Strategists at Societe Generale (OTC:) are warning growth-oriented investors that a bubble in the U.S. technology sector could be about to burst.
The bank highlighted the large market capitalization of U.S. technology companies, noting that small caps have recently surged in contrast to declines for big tech companies, including the “Magnificent Seven.”
“With the US tech sector now accounting for around 35% of the S&P 500’s market capitalization, investors need to be increasingly wary of a potential bubble burst,” Societe Generale global equity strategists wrote in a note.
The comments from Societe Generale’s analyst team reflect concern that stock markets are on the brink of a decline that could be reminiscent of the first full-blown bear market since the 2008 global financial crisis.
The bank also cited historical patterns of financial bubbles and collapses, suggesting a simple reversal in price momentum could trigger a sell-off.
“But one can almost hear people asking: ‘What about the AI boom?’ The 2022 tech bust saw US 10-year Treasury yields rise from 1.5% to 4.25%, sucking the valuation lifeblood out of the US tech sector, causing it to fall by around 35%.
“Then suddenly, OpenAI ChatGPT launched on November 30, 2022, sparking a groundswell of optimism the likes of which have not been seen since the late 1990s.
“Since the beginning of 2023, US tech stocks are up over 100% and the S&P is up about 50%. What’s not to like?”
Societe Generale global strategists have warned of a possible sharp sell-off in U.S. stocks, while their U.S. equities colleagues have a more optimistic outlook, predicting a gentle rotation out of tech stocks and broadening market breadth.
Still, the global strategy team draws comparisons between the 1990s and the famous Nasdaq bubble collapse.
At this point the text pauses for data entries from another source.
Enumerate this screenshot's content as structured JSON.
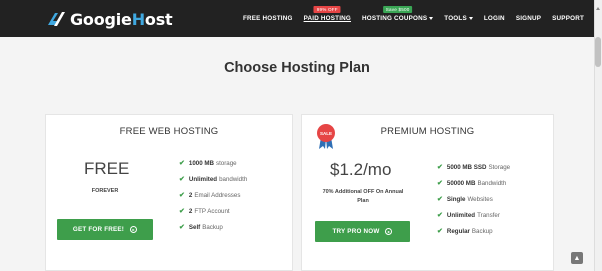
{
  "header": {
    "logo_text_pre": "Googie",
    "logo_text_accent": "H",
    "logo_text_post": "ost",
    "nav": [
      {
        "label": "FREE HOSTING",
        "caret": false
      },
      {
        "label": "PAID HOSTING",
        "caret": false,
        "badge": "99% OFF",
        "badge_color": "#e64545",
        "active": true
      },
      {
        "label": "HOSTING COUPONS",
        "caret": true,
        "badge": "Save $500",
        "badge_color": "#3aa655"
      },
      {
        "label": "TOOLS",
        "caret": true
      },
      {
        "label": "LOGIN",
        "caret": false
      },
      {
        "label": "SIGNUP",
        "caret": false
      },
      {
        "label": "SUPPORT",
        "caret": false
      }
    ]
  },
  "main": {
    "title": "Choose Hosting Plan"
  },
  "free_plan": {
    "title": "FREE WEB HOSTING",
    "price": "FREE",
    "price_sub": "FOREVER",
    "cta": "GET FOR FREE!",
    "features": [
      {
        "bold": "1000 MB",
        "text": "storage"
      },
      {
        "bold": "Unlimited",
        "text": "bandwidth"
      },
      {
        "bold": "2",
        "text": "Email Addresses"
      },
      {
        "bold": "2",
        "text": "FTP Account"
      },
      {
        "bold": "Self",
        "text": "Backup"
      }
    ]
  },
  "premium_plan": {
    "title": "PREMIUM HOSTING",
    "badge": "SALE",
    "price": "$1.2/mo",
    "price_sub_line1": "70% Additional OFF On Annual",
    "price_sub_line2": "Plan",
    "cta": "TRY PRO NOW",
    "features": [
      {
        "bold": "5000 MB SSD",
        "text": "Storage"
      },
      {
        "bold": "50000 MB",
        "text": "Bandwidth"
      },
      {
        "bold": "Single",
        "text": "Websites"
      },
      {
        "bold": "Unlimited",
        "text": "Transfer"
      },
      {
        "bold": "Regular",
        "text": "Backup"
      }
    ]
  },
  "colors": {
    "header_bg": "#222222",
    "accent_green": "#3e9e4b",
    "logo_accent": "#3fa8e0",
    "sale_red": "#e64545"
  }
}
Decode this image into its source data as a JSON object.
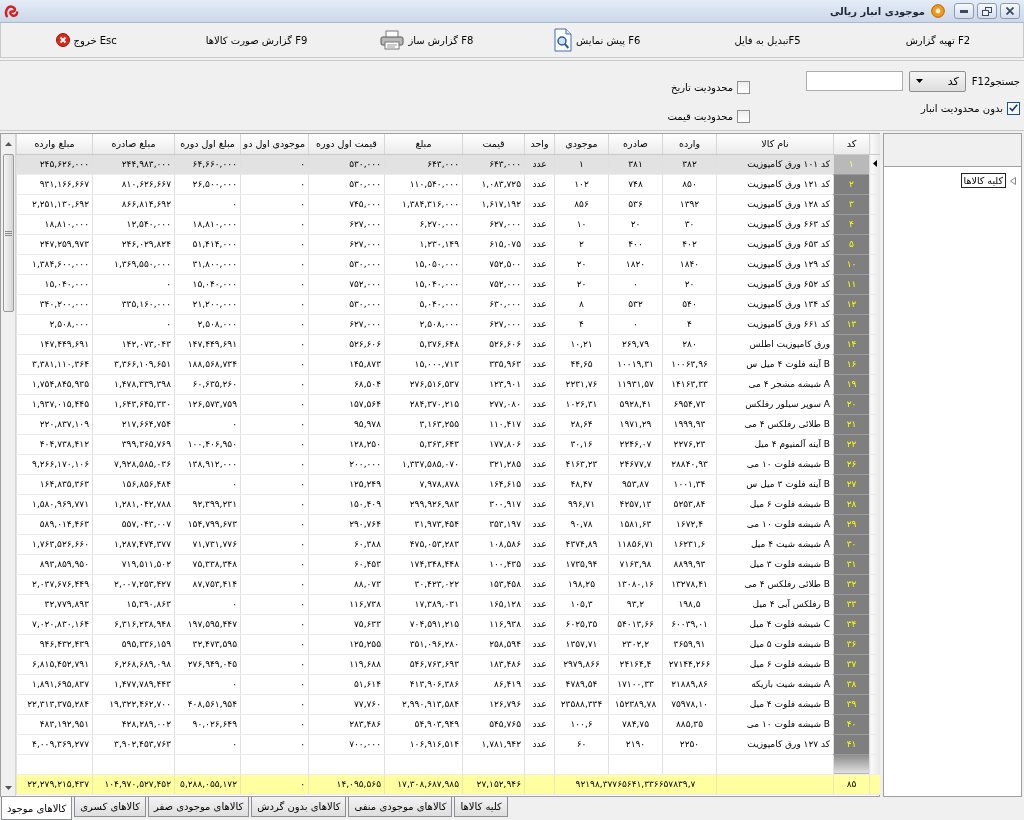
{
  "window": {
    "title": "موجودی انبار ریالی"
  },
  "toolbar": [
    {
      "label": "تهیه گزارش F2",
      "kind": "plain"
    },
    {
      "label": "تبدیل به فایلF5",
      "kind": "plain"
    },
    {
      "label": "پیش نمایش F6",
      "kind": "preview"
    },
    {
      "label": "گزارش ساز F8",
      "kind": "print"
    },
    {
      "label": "گزارش صورت کالاها F9",
      "kind": "plain"
    },
    {
      "label": "خروج Esc",
      "kind": "exit"
    }
  ],
  "filters": {
    "search": {
      "label": "F12جستجو",
      "field": "کد"
    },
    "warehouse": {
      "label": "بدون محدودیت انبار",
      "checked": true
    },
    "limits": [
      {
        "label": "محدودیت تاریخ",
        "checked": false
      },
      {
        "label": "محدودیت قیمت",
        "checked": false
      }
    ]
  },
  "table": {
    "columns": [
      "کد",
      "نام کالا",
      "وارده",
      "صادره",
      "موجودی",
      "واحد",
      "قیمت",
      "مبلغ",
      "قیمت اول دوره",
      "موجودی اول دو",
      "مبلغ اول دوره",
      "مبلغ صادره",
      "مبلغ وارده"
    ],
    "rows": [
      {
        "selected": true,
        "cells": [
          "۱",
          "کد ۱۰۱ ورق کامپوزیت",
          "۳۸۲",
          "۳۸۱",
          "۱",
          "عدد",
          "۶۴۳,۰۰۰",
          "۶۴۳,۰۰۰",
          "۵۳۰,۰۰۰",
          "۰",
          "۶۴,۶۶۰,۰۰۰",
          "۲۴۴,۹۸۳,۰۰۰",
          "۲۴۵,۶۲۶,۰۰۰"
        ]
      },
      {
        "selected": false,
        "cells": [
          "۲",
          "کد ۱۲۱ ورق کامپوزیت",
          "۸۵۰",
          "۷۴۸",
          "۱۰۲",
          "عدد",
          "۱,۰۸۳,۷۲۵",
          "۱۱۰,۵۴۰,۰۰۰",
          "۵۳۰,۰۰۰",
          "۰",
          "۲۶,۵۰۰,۰۰۰",
          "۸۱۰,۶۲۶,۶۶۷",
          "۹۳۱,۱۶۶,۶۶۷"
        ]
      },
      {
        "selected": false,
        "cells": [
          "۳",
          "کد ۱۲۸ ورق کامپوزیت",
          "۱۳۹۲",
          "۵۳۶",
          "۸۵۶",
          "عدد",
          "۱,۶۱۷,۱۹۲",
          "۱,۳۸۴,۳۱۶,۰۰۰",
          "۷۴۵,۰۰۰",
          "۰",
          "۰",
          "۸۶۶,۸۱۴,۶۹۲",
          "۲,۲۵۱,۱۳۰,۶۹۲"
        ]
      },
      {
        "selected": false,
        "cells": [
          "۴",
          "کد ۶۶۳ ورق کامپوزیت",
          "۳۰",
          "۲۰",
          "۱۰",
          "عدد",
          "۶۲۷,۰۰۰",
          "۶,۲۷۰,۰۰۰",
          "۶۲۷,۰۰۰",
          "۰",
          "۱۸,۸۱۰,۰۰۰",
          "۱۲,۵۴۰,۰۰۰",
          "۱۸,۸۱۰,۰۰۰"
        ]
      },
      {
        "selected": false,
        "cells": [
          "۵",
          "کد ۶۵۳ ورق کامپوزیت",
          "۴۰۲",
          "۴۰۰",
          "۲",
          "عدد",
          "۶۱۵,۰۷۵",
          "۱,۲۳۰,۱۴۹",
          "۶۲۷,۰۰۰",
          "۰",
          "۵۱,۴۱۴,۰۰۰",
          "۲۴۶,۰۲۹,۸۲۴",
          "۲۴۷,۲۵۹,۹۷۳"
        ]
      },
      {
        "selected": false,
        "cells": [
          "۱۰",
          "کد ۱۲۹ ورق کامپوزیت",
          "۱۸۴۰",
          "۱۸۲۰",
          "۲۰",
          "عدد",
          "۷۵۲,۵۰۰",
          "۱۵,۰۵۰,۰۰۰",
          "۵۳۰,۰۰۰",
          "۰",
          "۳۱,۸۰۰,۰۰۰",
          "۱,۳۶۹,۵۵۰,۰۰۰",
          "۱,۳۸۴,۶۰۰,۰۰۰"
        ]
      },
      {
        "selected": false,
        "cells": [
          "۱۱",
          "کد ۶۵۲ ورق کامپوزیت",
          "۲۰",
          "۰",
          "۲۰",
          "عدد",
          "۷۵۲,۰۰۰",
          "۱۵,۰۴۰,۰۰۰",
          "۷۵۲,۰۰۰",
          "۰",
          "۱۵,۰۴۰,۰۰۰",
          "۰",
          "۱۵,۰۴۰,۰۰۰"
        ]
      },
      {
        "selected": false,
        "cells": [
          "۱۲",
          "کد ۱۳۴ ورق کامپوزیت",
          "۵۴۰",
          "۵۳۲",
          "۸",
          "عدد",
          "۶۳۰,۰۰۰",
          "۵,۰۴۰,۰۰۰",
          "۵۳۰,۰۰۰",
          "۰",
          "۲۱,۲۰۰,۰۰۰",
          "۳۳۵,۱۶۰,۰۰۰",
          "۳۴۰,۲۰۰,۰۰۰"
        ]
      },
      {
        "selected": false,
        "cells": [
          "۱۳",
          "کد ۶۶۱ ورق کامپوزیت",
          "۴",
          "۰",
          "۴",
          "عدد",
          "۶۲۷,۰۰۰",
          "۲,۵۰۸,۰۰۰",
          "۶۲۷,۰۰۰",
          "۰",
          "۲,۵۰۸,۰۰۰",
          "۰",
          "۲,۵۰۸,۰۰۰"
        ]
      },
      {
        "selected": false,
        "cells": [
          "۱۴",
          "ورق کامپوزیت اطلس",
          "۲۸۰",
          "۲۶۹,۷۹",
          "۱۰,۲۱",
          "عدد",
          "۵۲۶,۶۰۶",
          "۵,۳۷۶,۶۴۸",
          "۵۲۶,۶۰۶",
          "۰",
          "۱۴۷,۴۴۹,۶۹۱",
          "۱۴۲,۰۷۳,۰۴۳",
          "۱۴۷,۴۴۹,۶۹۱"
        ]
      },
      {
        "selected": false,
        "cells": [
          "۱۶",
          "B آینه فلوت ۴ میل س",
          "۱۰۰۶۳,۹۶",
          "۱۰۰۱۹,۳۱",
          "۴۴,۶۵",
          "عدد",
          "۳۳۵,۹۶۳",
          "۱۵,۰۰۰,۷۱۳",
          "۱۴۵,۸۷۳",
          "۰",
          "۱۸۸,۵۶۸,۷۳۴",
          "۳,۳۶۶,۱۰۹,۶۵۱",
          "۳,۳۸۱,۱۱۰,۳۶۴"
        ]
      },
      {
        "selected": false,
        "cells": [
          "۱۹",
          "A شیشه مشجر ۴ می",
          "۱۴۱۶۳,۳۳",
          "۱۱۹۳۱,۵۷",
          "۲۲۳۱,۷۶",
          "عدد",
          "۱۲۳,۹۰۱",
          "۲۷۶,۵۱۶,۵۳۷",
          "۶۸,۵۰۴",
          "۰",
          "۶۰,۶۳۵,۲۶۰",
          "۱,۴۷۸,۳۳۹,۳۹۸",
          "۱,۷۵۴,۸۴۵,۹۳۵"
        ]
      },
      {
        "selected": false,
        "cells": [
          "۲۰",
          "A سوپر سیلور رفلکس",
          "۶۹۵۴,۷۳",
          "۵۹۲۸,۴۱",
          "۱۰۲۶,۳۱",
          "عدد",
          "۲۷۷,۰۸۰",
          "۲۸۴,۳۷۰,۲۱۵",
          "۱۵۷,۵۶۴",
          "۰",
          "۱۲۶,۵۷۳,۷۵۹",
          "۱,۶۴۳,۶۴۵,۳۳۰",
          "۱,۹۳۷,۰۱۵,۴۴۵"
        ]
      },
      {
        "selected": false,
        "cells": [
          "۲۱",
          "B طلائی رفلکس ۴ می",
          "۱۹۹۹,۹۳",
          "۱۹۷۱,۲۹",
          "۲۸,۶۴",
          "عدد",
          "۱۱۰,۴۱۷",
          "۳,۱۶۳,۲۵۵",
          "۹۵,۹۷۸",
          "۰",
          "۰",
          "۲۱۷,۶۶۴,۷۵۴",
          "۲۲۰,۸۳۷,۱۰۹"
        ]
      },
      {
        "selected": false,
        "cells": [
          "۲۲",
          "B آینه آلمنیوم ۴ میل",
          "۲۲۷۶,۲۳",
          "۲۲۴۶,۰۷",
          "۳۰,۱۶",
          "عدد",
          "۱۷۷,۸۰۶",
          "۵,۳۶۳,۶۴۳",
          "۱۲۸,۲۵۰",
          "۰",
          "۱۰۰,۴۰۶,۹۵۰",
          "۳۹۹,۳۶۵,۷۶۹",
          "۴۰۴,۷۳۸,۴۱۲"
        ]
      },
      {
        "selected": false,
        "cells": [
          "۲۶",
          "B شیشه فلوت ۱۰ می",
          "۲۸۸۴۰,۹۳",
          "۲۴۶۷۷,۷",
          "۴۱۶۳,۲۳",
          "عدد",
          "۳۲۱,۲۸۵",
          "۱,۳۳۷,۵۸۵,۰۷۰",
          "۲۰۰,۰۰۰",
          "۰",
          "۱۳۸,۹۱۲,۰۰۰",
          "۷,۹۲۸,۵۸۵,۰۳۶",
          "۹,۲۶۶,۱۷۰,۱۰۶"
        ]
      },
      {
        "selected": false,
        "cells": [
          "۲۷",
          "B آینه فلوت ۳ میل س",
          "۱۰۰۱,۳۴",
          "۹۵۳,۸۷",
          "۴۸,۴۷",
          "عدد",
          "۱۶۴,۶۱۵",
          "۷,۹۷۸,۸۷۸",
          "۱۲۵,۲۴۹",
          "۰",
          "۰",
          "۱۵۶,۸۵۶,۴۸۴",
          "۱۶۴,۸۳۵,۳۶۳"
        ]
      },
      {
        "selected": false,
        "cells": [
          "۲۸",
          "B شیشه فلوت ۶ میل",
          "۵۲۵۳,۸۴",
          "۴۲۵۷,۱۳",
          "۹۹۶,۷۱",
          "عدد",
          "۳۰۰,۹۱۷",
          "۲۹۹,۹۲۶,۹۸۳",
          "۱۵۰,۴۰۹",
          "۰",
          "۹۲,۳۹۹,۲۳۱",
          "۱,۲۸۱,۰۴۲,۷۸۸",
          "۱,۵۸۰,۹۶۹,۷۷۱"
        ]
      },
      {
        "selected": false,
        "cells": [
          "۲۹",
          "A شیشه فلوت ۱۰ می",
          "۱۶۷۲,۴",
          "۱۵۸۱,۶۳",
          "۹۰,۷۸",
          "عدد",
          "۳۵۳,۱۹۷",
          "۳۱,۹۷۳,۴۵۴",
          "۲۹۰,۷۶۴",
          "۰",
          "۱۵۴,۷۹۹,۶۷۳",
          "۵۵۷,۰۴۳,۰۰۷",
          "۵۸۹,۰۱۴,۴۶۳"
        ]
      },
      {
        "selected": false,
        "cells": [
          "۳۰",
          "A شیشه شیت ۴ میل",
          "۱۶۲۳۱,۶",
          "۱۱۸۵۶,۷۱",
          "۴۳۷۴,۸۹",
          "عدد",
          "۱۰۸,۵۸۶",
          "۴۷۵,۰۵۳,۲۸۳",
          "۶۰,۳۸۸",
          "۰",
          "۷۱,۷۳۱,۷۷۶",
          "۱,۲۸۷,۴۷۴,۳۷۷",
          "۱,۷۶۳,۵۲۶,۶۶۰"
        ]
      },
      {
        "selected": false,
        "cells": [
          "۳۱",
          "B شیشه فلوت ۳ میل",
          "۸۸۹۹,۹۳",
          "۷۱۶۳,۹۸",
          "۱۷۳۵,۹۴",
          "عدد",
          "۱۰۰,۴۳۵",
          "۱۷۴,۳۴۸,۴۴۸",
          "۶۰,۴۵۳",
          "۰",
          "۷۵,۳۳۸,۳۴۸",
          "۷۱۹,۵۱۱,۵۰۲",
          "۸۹۳,۸۵۹,۹۵۰"
        ]
      },
      {
        "selected": false,
        "cells": [
          "۳۲",
          "B طلائی رفلکس ۴ می",
          "۱۳۲۷۸,۴۱",
          "۱۳۰۸۰,۱۶",
          "۱۹۸,۲۵",
          "عدد",
          "۱۵۳,۴۵۸",
          "۳۰,۴۲۳,۰۲۲",
          "۸۸,۰۷۳",
          "۰",
          "۸۷,۷۵۳,۴۱۴",
          "۲,۰۰۷,۲۵۳,۴۲۷",
          "۲,۰۳۷,۶۷۶,۴۴۹"
        ]
      },
      {
        "selected": false,
        "cells": [
          "۳۳",
          "B رفلکس آبی ۴ میل",
          "۱۹۸,۵",
          "۹۳,۲",
          "۱۰۵,۳",
          "عدد",
          "۱۶۵,۱۲۸",
          "۱۷,۳۸۹,۰۳۱",
          "۱۱۶,۷۳۸",
          "۰",
          "۰",
          "۱۵,۳۹۰,۸۶۳",
          "۳۲,۷۷۹,۸۹۳"
        ]
      },
      {
        "selected": false,
        "cells": [
          "۳۴",
          "C شیشه فلوت ۴ میل",
          "۶۰۰۳۹,۰۱",
          "۵۴۰۱۳,۶۶",
          "۶۰۲۵,۳۵",
          "عدد",
          "۱۱۶,۹۳۸",
          "۷۰۴,۵۹۱,۲۱۵",
          "۷۵,۶۳۳",
          "۰",
          "۱۹۷,۵۹۵,۴۴۷",
          "۶,۳۱۶,۲۳۸,۹۴۸",
          "۷,۰۲۰,۸۳۰,۱۶۴"
        ]
      },
      {
        "selected": false,
        "cells": [
          "۳۶",
          "B شیشه فلوت ۵ میل",
          "۳۶۵۹,۹۱",
          "۲۳۰۲,۲",
          "۱۳۵۷,۷۱",
          "عدد",
          "۲۵۸,۵۹۴",
          "۳۵۱,۰۹۶,۲۸۰",
          "۱۲۵,۲۵۵",
          "۰",
          "۳۲,۴۷۳,۵۹۵",
          "۵۹۵,۳۳۶,۱۵۹",
          "۹۴۶,۴۳۲,۴۳۹"
        ]
      },
      {
        "selected": false,
        "cells": [
          "۳۷",
          "B شیشه فلوت ۶ میل",
          "۲۷۱۴۴,۲۶۶",
          "۲۴۱۶۴,۴",
          "۲۹۷۹,۸۶۶",
          "عدد",
          "۱۸۳,۴۸۶",
          "۵۴۶,۷۶۳,۶۹۳",
          "۱۱۹,۶۸۸",
          "۰",
          "۲۷۶,۹۴۹,۰۴۵",
          "۶,۲۶۸,۶۸۹,۰۹۸",
          "۶,۸۱۵,۴۵۲,۷۹۱"
        ]
      },
      {
        "selected": false,
        "cells": [
          "۳۸",
          "A شیشه شیت باریکه",
          "۲۱۸۸۹,۸۶",
          "۱۷۱۰۰,۳۳",
          "۴۷۸۹,۵۴",
          "عدد",
          "۸۶,۴۱۹",
          "۴۱۳,۹۰۶,۳۸۶",
          "۵۱,۶۱۴",
          "۰",
          "۰",
          "۱,۴۷۷,۷۸۹,۴۴۳",
          "۱,۸۹۱,۶۹۵,۸۳۷"
        ]
      },
      {
        "selected": false,
        "cells": [
          "۳۹",
          "B شیشه فلوت ۴ میل",
          "۷۵۹۷۸,۱۰",
          "۱۵۲۳۸۹,۷۸",
          "۲۳۵۸۸,۳۳۴",
          "عدد",
          "۱۲۶,۷۹۶",
          "۲,۹۹۰,۹۱۳,۵۸۴",
          "۷۷,۷۶۰",
          "۰",
          "۴۰۸,۵۶۱,۹۵۴",
          "۱۹,۳۲۲,۴۶۲,۷۰۰",
          "۲۲,۳۱۳,۳۷۵,۲۸۴"
        ]
      },
      {
        "selected": false,
        "cells": [
          "۴۰",
          "B شیشه فلوت ۱۰ می",
          "۸۸۵,۳۵",
          "۷۸۴,۷۵",
          "۱۰۰,۶",
          "عدد",
          "۵۴۵,۷۶۵",
          "۵۴,۹۰۳,۹۴۹",
          "۲۸۳,۴۸۶",
          "۰",
          "۹۰,۰۲۶,۶۴۹",
          "۴۲۸,۲۸۹,۰۰۲",
          "۴۸۳,۱۹۲,۹۵۱"
        ]
      },
      {
        "selected": false,
        "cells": [
          "۴۱",
          "کد ۱۲۷ ورق کامپوزیت",
          "۲۲۵۰",
          "۲۱۹۰",
          "۶۰",
          "عدد",
          "۱,۷۸۱,۹۴۲",
          "۱۰۶,۹۱۶,۵۱۴",
          "۷۰۰,۰۰۰",
          "۰",
          "۰",
          "۳,۹۰۲,۴۵۳,۷۶۳",
          "۴,۰۰۹,۳۶۹,۲۷۷"
        ]
      }
    ],
    "totals": {
      "code": "۸۵",
      "quantities": "۹۲۱۹۸,۳۷۷۶۵۶۴۱,۳۳۶۶۵۷۸۳۹,۷",
      "price": "۲۷,۱۵۲,۹۴۶",
      "amount": "۱۷,۳۰۸,۶۸۷,۹۸۵",
      "opening_price": "۱۴,۰۹۵,۵۶۵",
      "opening_stock": "۰",
      "opening_amount": "۵,۲۸۸,۰۵۵,۱۷۲",
      "issued_amount": "۱۰۴,۹۷۰,۵۲۷,۴۵۲",
      "received_amount": "۲۲,۲۷۹,۲۱۵,۴۳۷"
    }
  },
  "tree": {
    "items": [
      {
        "label": "کلیه کالاها",
        "selected": true,
        "expanded": false
      }
    ]
  },
  "tabs": [
    {
      "label": "کلیه کالاها",
      "selected": false
    },
    {
      "label": "کالاهای موجودی منفی",
      "selected": false
    },
    {
      "label": "کالاهای بدون گردش",
      "selected": false
    },
    {
      "label": "کالاهای موجودی صفر",
      "selected": false
    },
    {
      "label": "کالاهای کسری",
      "selected": false
    },
    {
      "label": "کالاهای موجود",
      "selected": true
    }
  ]
}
“US tech earnings have also risen strongly since ChatGPT’s starting gun went off. But those of us who lived through the 1990s will recall that the Nasdaq bubble of the time was fuelled in part by physical investment in what turned out to be overcapacity.”
“Ponzi investing has boosted sector returns but not enough to justify valuations, and some skeptics are already warning that the current AI boom has similar characteristics,” the strategists concluded.